By Georges Budagu Makoko

Akryoshe nti gahera mwitama

“Something sweet does not last a long

time in your mouth”

Weddings are by far the largest social gatherings in African immigrant communities. Participants relish spending time together, enjoying traditional rituals, dress, and manners, and sharing delicious food. Everything about weddings is spectacular and warms the hearts of those who attend. In some African countries, wedding ceremonies take days as everyone enjoys each other’s company and partakes in the festivities.

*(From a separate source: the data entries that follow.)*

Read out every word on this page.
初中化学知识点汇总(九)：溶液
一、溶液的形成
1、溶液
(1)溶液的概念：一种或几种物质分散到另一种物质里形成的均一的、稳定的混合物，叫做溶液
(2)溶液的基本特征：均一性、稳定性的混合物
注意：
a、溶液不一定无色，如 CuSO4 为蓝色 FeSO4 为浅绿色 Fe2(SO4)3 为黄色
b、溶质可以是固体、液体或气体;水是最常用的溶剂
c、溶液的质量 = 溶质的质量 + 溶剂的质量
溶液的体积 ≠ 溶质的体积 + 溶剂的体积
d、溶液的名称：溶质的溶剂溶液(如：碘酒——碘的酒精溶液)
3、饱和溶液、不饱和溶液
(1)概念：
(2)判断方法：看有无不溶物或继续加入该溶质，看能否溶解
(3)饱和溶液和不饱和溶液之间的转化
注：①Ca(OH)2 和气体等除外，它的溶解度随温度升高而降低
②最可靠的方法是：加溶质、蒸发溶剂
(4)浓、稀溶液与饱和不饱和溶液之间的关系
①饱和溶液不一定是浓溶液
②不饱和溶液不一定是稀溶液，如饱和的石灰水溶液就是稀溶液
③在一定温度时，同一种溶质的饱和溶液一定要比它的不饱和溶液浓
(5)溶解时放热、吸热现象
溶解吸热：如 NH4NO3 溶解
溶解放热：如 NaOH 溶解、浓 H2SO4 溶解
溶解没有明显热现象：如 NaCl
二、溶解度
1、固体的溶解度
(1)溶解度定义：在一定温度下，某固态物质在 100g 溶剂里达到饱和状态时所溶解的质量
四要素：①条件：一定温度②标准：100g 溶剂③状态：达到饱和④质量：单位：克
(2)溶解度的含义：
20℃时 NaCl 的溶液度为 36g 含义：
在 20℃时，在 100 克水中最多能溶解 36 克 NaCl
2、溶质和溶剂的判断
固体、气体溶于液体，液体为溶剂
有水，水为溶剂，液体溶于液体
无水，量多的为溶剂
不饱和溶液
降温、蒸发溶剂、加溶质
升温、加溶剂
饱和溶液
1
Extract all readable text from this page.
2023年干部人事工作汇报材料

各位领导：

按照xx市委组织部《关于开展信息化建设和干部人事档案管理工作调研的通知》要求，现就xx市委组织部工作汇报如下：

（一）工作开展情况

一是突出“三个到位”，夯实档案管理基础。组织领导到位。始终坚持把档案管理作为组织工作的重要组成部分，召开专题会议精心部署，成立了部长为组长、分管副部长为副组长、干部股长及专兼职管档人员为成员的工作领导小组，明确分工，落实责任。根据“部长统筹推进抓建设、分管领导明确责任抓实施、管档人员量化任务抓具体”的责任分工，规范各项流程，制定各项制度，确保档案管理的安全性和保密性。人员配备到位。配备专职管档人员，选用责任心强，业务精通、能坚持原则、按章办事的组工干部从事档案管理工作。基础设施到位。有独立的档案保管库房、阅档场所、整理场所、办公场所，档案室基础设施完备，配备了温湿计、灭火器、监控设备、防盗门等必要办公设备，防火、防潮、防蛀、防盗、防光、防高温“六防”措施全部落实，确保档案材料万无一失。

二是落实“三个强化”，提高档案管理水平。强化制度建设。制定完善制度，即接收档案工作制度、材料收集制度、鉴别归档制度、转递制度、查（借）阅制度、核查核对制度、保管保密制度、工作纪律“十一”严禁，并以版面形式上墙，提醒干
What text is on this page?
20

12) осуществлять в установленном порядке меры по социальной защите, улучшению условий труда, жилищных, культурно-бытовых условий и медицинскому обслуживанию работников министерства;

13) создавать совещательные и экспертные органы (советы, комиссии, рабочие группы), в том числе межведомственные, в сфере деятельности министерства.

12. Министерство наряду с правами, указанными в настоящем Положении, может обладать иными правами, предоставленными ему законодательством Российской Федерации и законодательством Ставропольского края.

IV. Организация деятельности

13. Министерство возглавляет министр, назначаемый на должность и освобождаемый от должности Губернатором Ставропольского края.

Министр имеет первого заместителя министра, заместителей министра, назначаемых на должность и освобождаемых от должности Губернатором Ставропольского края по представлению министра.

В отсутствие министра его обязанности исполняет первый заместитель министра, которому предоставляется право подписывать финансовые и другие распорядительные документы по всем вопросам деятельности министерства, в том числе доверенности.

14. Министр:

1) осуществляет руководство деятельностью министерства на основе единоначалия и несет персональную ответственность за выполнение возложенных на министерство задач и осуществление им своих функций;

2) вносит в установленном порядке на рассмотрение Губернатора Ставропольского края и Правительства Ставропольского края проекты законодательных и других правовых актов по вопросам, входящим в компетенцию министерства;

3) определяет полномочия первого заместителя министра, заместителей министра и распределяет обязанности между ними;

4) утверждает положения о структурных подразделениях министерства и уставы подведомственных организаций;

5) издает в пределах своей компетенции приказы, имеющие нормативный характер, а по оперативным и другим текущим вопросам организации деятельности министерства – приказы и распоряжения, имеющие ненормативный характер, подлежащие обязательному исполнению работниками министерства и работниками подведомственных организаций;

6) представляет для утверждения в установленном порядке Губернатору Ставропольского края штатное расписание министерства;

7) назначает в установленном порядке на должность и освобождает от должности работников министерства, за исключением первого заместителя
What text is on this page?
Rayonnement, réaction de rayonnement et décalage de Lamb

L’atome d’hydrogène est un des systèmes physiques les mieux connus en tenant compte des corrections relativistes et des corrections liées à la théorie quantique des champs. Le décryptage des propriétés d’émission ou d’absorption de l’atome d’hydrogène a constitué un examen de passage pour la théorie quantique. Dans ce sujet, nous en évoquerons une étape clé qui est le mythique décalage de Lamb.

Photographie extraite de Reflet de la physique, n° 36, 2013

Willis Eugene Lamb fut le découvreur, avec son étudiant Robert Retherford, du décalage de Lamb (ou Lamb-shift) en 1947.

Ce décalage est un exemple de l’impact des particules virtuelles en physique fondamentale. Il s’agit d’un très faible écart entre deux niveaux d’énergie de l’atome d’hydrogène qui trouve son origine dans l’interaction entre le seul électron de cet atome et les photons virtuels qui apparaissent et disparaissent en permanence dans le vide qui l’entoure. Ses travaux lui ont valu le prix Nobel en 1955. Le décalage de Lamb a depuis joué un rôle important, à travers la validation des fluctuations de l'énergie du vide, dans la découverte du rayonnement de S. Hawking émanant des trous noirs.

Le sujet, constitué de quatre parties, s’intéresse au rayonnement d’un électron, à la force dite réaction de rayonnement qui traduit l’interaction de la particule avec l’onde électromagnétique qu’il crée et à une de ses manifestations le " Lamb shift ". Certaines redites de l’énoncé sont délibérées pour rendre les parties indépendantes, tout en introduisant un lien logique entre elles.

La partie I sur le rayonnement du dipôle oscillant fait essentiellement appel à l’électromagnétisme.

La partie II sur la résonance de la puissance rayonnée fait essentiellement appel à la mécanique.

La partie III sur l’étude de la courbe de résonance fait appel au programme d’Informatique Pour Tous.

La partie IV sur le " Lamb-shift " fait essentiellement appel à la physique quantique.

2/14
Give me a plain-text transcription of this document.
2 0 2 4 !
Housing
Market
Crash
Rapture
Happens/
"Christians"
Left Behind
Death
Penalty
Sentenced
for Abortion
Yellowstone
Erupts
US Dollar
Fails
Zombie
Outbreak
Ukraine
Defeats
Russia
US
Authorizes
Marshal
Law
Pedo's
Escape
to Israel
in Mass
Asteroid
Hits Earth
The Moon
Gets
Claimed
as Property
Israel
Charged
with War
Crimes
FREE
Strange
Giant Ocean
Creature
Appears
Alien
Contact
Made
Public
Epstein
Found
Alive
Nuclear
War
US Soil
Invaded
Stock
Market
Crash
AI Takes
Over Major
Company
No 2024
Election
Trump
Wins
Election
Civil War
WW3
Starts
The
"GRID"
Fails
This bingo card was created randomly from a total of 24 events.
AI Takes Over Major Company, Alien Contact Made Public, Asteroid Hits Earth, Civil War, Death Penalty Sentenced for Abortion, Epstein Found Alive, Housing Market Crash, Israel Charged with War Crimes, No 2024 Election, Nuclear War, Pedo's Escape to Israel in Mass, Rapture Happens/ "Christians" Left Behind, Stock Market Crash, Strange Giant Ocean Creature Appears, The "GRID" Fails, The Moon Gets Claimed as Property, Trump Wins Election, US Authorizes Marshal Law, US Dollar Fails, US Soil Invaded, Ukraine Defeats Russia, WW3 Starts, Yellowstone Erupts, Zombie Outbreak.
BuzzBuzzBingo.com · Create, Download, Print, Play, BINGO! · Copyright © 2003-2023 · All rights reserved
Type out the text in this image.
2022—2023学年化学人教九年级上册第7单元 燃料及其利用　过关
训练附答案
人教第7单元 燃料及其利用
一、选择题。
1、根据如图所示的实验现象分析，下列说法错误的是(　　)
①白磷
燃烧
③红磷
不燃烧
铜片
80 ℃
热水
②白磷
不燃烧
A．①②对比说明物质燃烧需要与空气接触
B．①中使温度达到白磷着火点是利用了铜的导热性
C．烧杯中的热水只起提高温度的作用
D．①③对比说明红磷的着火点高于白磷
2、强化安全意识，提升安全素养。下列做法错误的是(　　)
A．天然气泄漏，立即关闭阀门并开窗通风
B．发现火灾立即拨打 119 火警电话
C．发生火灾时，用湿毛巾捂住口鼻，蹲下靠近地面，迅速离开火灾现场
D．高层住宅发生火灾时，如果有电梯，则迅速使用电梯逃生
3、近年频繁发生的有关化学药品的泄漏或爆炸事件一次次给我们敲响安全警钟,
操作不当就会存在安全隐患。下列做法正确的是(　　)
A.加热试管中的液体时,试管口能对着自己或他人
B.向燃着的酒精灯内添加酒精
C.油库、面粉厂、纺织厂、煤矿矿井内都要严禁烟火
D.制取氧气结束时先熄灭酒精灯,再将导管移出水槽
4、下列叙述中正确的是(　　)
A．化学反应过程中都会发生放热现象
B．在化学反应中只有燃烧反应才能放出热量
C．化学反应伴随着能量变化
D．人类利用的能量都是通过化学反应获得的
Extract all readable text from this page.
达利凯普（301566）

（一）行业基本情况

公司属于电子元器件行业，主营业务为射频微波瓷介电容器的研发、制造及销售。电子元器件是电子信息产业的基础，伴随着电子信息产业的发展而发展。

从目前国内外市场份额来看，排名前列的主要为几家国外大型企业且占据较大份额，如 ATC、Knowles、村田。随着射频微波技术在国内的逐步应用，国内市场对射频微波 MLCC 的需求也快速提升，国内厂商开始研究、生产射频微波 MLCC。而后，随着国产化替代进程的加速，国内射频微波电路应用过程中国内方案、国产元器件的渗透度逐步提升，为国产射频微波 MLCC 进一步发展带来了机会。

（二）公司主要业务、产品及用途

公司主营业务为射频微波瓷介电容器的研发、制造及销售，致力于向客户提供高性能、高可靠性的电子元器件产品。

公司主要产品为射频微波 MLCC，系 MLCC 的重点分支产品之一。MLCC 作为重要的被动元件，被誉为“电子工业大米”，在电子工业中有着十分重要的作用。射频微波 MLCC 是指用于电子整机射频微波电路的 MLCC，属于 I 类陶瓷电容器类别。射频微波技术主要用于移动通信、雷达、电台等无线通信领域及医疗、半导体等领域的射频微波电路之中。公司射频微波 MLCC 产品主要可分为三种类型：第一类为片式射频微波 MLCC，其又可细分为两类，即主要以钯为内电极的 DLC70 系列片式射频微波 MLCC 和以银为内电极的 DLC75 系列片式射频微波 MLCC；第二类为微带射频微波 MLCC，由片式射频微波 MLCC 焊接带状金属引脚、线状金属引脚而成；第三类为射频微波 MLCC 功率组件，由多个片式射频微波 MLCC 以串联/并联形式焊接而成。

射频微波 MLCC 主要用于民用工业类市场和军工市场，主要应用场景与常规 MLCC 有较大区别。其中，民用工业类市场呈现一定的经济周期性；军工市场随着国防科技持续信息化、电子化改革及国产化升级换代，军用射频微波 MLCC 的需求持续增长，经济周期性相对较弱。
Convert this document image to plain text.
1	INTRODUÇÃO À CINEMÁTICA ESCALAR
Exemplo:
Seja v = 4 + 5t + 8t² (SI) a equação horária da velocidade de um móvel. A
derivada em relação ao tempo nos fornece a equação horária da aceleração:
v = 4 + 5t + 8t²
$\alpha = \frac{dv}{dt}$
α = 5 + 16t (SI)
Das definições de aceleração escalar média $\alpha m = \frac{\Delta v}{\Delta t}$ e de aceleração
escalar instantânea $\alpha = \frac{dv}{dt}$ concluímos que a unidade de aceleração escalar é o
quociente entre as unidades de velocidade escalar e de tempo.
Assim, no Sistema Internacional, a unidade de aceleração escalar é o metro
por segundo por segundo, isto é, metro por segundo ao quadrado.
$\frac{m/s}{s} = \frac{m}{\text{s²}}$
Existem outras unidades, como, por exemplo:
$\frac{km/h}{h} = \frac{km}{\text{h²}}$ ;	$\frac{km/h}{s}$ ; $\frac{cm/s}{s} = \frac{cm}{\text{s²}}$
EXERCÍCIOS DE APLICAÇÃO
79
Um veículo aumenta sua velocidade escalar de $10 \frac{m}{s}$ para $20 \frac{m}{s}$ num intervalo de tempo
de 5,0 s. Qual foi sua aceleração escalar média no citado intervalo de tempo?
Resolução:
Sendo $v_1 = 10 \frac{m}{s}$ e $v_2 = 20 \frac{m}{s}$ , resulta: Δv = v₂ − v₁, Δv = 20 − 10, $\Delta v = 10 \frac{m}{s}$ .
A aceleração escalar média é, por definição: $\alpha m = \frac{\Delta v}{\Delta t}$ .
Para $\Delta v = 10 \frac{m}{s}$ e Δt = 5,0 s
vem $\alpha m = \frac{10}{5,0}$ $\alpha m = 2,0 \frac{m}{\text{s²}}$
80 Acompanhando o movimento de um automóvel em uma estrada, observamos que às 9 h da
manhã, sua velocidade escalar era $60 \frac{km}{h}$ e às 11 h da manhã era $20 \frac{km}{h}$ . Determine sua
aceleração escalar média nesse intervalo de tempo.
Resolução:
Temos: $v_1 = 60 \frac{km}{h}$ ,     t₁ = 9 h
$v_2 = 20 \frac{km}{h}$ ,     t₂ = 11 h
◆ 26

African people here in the U.S. think nothing of driving or flying hundreds or even thousands of miles to be part of the weddings of family and friends. Pre-pandemic, others came all the way from Africa, Europe, Australia, or elsewhere to participate. Because of the pandemic, many people from the immigrant community put their weddings on hold in 2020. However, this summer more people went ahead with celebrations. In the cultures of Africa, people believe that where there are no people at a wedding celebration, there is no joy. However, people in the community are now concerned about the delta variant, and many are scaling down their wedding plans again. Here in Maine, the average number of people who attend an African wedding usually varies between 300 and 500 people – these days celebrations are smaller.

Weddings take serious preparation over a period of months. Committees and subcommittees meet regularly prior to the wedding to take charge of different tasks: decorations such as flowers, protocol such as arranging seating for invitees according to family or community status, housing for guests in volunteer homes in the community, transportation, fundraising. Money to help pay for weddings is raised across communities and throughout the country and even across continents. There is a great flurry of ticket purchases, money transfers, and wedding expense outlays in the months before a wedding. Technology and social media make it easy to connect people from different corners of the world.

American friends who have attended African weddings say they are fascinated by the traditions and rituals associated with the wedding. No matter whether Christian or Muslim, in all African communities a wedding goes on for hours or even days.

At present, there are very few mixed marriages in Maine between Africans and Americans. Mixed marriages between members of different African communities are also rare. Muslims may be reluctant to marry Christians, and vice versa, but it is also unusual for Africans from one culture to marry Africans from another. In the past, in most African communities, the marriage was arranged by parents, but these days brides and grooms decide for themselves whom to marry. They do, however, still seek permission from both sets of parents. Usually, the parents of the bride have a lot to say about the choice of a husband, as they want to be sure their daughter does not suffer in marriage. One major difference between African and American weddings that persists is the tradition of giving a dowry to the parents of a girl. The dowry might be gold, money, animals such as goats or camels, or other gifts of value.